United Nations Green Climate Fund Executive Director Hela Cheikhrouhou is seeking to raise as much as $15 billion by the end of the year so she can start financing projects in poor countries.
There are no hurdles stopping donor nations paying into the fund after it completed rules on how it will collect and disburse them, Cheikhrouhou said yesterday in a phone interview from Songdo, South Korea, where the organization is based. Those guidelines were completed 3 1/2 years after climate envoys from more than 190 nations agreed to set it up.
“It is realistic and totally feasible and expected that the exercise mobilizing initial resources of this fund should conclude by the end of this year,” Cheikhrouhou said. “If we raised somewhere between $10 billion and $15 billion, this amount could easily be deployed within three years.”
The fund’s capitalization is crucial to build trust in international talks on a new agreement to fight climate change by the end of next year at a meeting in Paris. Developing nations want industrialized countries to show how they intend to reach the $100 billion a year they pledged to deliver by 2020.
“If this thing is not capitalized before the end of the year, Paris is going to be under a lot of pressure,” Seyni Nafo, a Malian envoy at UN climate talks that began today in Bonn, said in an interview.
So far, the fund has taken about $55 million in donations for startup and operational costs, according to its website.
“The Green Climate Fund remains an empty shell,” Meena Rahman, who tracks UN climate talks for Malaysian nonprofit group Third World Network, told reporters in Bonn.
Some promises may come during ministerial discussions, said European Commission envoy Juergen Lefevere.
“We know that there are a number of member states that stand ready to put significant amounts into the fund,” Lefevere said. He said it’s up to the European Union’s 28 member states to make their own announcements.

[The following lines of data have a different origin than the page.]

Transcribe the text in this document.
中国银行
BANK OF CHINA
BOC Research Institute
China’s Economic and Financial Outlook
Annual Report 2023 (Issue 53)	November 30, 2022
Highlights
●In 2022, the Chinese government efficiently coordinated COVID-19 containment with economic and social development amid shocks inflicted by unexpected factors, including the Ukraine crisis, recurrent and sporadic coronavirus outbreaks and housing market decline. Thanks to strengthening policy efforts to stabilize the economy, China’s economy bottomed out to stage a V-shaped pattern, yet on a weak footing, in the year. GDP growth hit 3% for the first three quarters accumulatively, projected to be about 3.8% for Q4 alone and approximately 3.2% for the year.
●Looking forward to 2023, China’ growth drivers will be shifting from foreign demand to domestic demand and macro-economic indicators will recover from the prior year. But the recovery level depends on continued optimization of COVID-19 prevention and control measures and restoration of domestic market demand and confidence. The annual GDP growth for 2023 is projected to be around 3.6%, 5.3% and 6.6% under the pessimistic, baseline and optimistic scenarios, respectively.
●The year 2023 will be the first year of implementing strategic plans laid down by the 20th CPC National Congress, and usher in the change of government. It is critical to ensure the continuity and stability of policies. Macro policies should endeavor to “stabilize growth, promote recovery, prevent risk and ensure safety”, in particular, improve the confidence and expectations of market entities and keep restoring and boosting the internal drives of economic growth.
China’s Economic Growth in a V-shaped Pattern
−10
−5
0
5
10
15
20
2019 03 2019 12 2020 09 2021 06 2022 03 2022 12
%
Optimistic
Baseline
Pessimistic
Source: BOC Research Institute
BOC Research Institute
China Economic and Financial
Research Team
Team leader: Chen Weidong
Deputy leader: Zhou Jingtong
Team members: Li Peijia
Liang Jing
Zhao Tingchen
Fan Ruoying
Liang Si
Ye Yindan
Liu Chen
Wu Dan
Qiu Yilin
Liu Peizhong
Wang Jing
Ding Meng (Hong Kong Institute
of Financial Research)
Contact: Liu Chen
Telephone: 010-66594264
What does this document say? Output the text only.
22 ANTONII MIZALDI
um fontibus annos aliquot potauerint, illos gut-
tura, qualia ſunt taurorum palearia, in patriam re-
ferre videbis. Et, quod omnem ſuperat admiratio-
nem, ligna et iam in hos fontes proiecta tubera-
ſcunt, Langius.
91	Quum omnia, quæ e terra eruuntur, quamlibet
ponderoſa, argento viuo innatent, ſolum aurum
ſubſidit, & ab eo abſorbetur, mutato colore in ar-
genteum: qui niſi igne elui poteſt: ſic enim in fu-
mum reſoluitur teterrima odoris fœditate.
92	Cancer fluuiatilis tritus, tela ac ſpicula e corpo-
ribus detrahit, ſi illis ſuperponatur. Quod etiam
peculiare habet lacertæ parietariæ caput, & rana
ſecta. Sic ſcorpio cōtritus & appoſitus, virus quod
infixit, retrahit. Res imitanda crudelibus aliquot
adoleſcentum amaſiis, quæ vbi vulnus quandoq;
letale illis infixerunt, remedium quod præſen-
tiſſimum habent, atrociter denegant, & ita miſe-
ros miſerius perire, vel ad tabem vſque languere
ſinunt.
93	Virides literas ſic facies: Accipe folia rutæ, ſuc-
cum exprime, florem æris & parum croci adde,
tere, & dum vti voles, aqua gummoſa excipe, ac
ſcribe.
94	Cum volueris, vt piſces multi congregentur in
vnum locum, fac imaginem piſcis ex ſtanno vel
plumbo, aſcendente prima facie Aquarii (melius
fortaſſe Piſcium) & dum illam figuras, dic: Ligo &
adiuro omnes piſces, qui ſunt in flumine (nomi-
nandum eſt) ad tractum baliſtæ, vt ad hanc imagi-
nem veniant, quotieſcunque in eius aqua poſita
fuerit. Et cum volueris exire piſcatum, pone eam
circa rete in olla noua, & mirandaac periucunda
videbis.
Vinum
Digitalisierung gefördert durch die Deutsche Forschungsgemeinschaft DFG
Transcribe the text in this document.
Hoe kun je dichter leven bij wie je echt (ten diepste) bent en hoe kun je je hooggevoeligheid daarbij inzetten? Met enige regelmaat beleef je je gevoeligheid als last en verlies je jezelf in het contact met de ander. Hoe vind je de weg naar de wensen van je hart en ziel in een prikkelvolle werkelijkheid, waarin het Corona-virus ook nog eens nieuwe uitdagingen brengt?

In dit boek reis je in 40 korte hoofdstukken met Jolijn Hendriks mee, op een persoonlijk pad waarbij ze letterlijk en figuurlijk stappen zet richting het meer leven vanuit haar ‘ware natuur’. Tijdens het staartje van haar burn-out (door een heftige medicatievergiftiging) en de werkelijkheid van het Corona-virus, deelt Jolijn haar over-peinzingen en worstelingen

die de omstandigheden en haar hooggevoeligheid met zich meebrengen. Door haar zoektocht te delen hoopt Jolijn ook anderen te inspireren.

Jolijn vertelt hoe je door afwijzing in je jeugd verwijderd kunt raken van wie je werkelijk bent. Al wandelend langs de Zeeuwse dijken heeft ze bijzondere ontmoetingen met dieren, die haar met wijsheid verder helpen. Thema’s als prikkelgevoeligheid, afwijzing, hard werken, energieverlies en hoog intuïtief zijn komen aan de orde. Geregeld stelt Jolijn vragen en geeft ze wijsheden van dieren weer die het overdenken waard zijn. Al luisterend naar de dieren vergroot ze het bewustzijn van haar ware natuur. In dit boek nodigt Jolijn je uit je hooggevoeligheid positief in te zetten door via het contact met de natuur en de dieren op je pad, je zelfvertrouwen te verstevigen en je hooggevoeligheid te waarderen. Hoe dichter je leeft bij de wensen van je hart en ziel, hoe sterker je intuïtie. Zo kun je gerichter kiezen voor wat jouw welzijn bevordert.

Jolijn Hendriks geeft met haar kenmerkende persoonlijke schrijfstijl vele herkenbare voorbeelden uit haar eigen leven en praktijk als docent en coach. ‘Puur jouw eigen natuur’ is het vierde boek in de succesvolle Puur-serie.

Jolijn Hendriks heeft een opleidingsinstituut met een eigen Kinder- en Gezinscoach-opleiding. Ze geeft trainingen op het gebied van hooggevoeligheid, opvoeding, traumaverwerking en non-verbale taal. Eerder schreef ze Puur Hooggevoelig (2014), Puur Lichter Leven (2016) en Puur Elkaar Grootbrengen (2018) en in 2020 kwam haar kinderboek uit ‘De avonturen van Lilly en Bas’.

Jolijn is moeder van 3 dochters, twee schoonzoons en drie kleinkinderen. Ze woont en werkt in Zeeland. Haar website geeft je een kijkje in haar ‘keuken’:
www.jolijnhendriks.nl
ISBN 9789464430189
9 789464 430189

While the Green Climate Fund isn’t intended to channel the entire $100 billion, Cheikhrouhou said contributions should be “significant.” The fund has agreed to rules that mean half the money will go to “adaptation” projects that help developing countries cope with the impacts of climate change, and half into programs to reduce or limit their greenhouse gas emissions. Half of the adaptation money will go to the most vulnerable nations.
The fund’s biggest problem may be in finding sufficient projects of a suitable standard to finance, according to Yvo de Boer, who spearheaded global treaty discussions until 2010 as executive director of the UN Framework Convention on Climate Change. De Boer is now director-general of the Global Green Growth Institute in Seoul.
“I don’t think we’re short on investment capital; I don’t think we’re short of technology; but we are short of enough good projects that meet the risk and reward criteria of investors,” de Boer said in a May 29 phone interview. “People are talking about an initial capitalization of $10 billion by Paris. I think it would be a massive stretch to spend that amount of money sensibly in the next three to five years.”
Cheikhrouhou said she’s not worried about finding sufficient projects, citing her experience at the African Development Bank, where demand for funds exceeded the available cash.
“I don’t think demand will be the issue -- it is rather whether there will be enough resources that flow into the fund,” she said.
Cheikhrouhou said she’s planning to send letters in the next few days to all UN member states as well as philanthropists and some companies, inviting them to a donors’ meeting on July 1 and 2 at a location yet to be decided. She’s not attending the talks in Bonn because envoys “know pretty much where we stand as a planet today,” she said.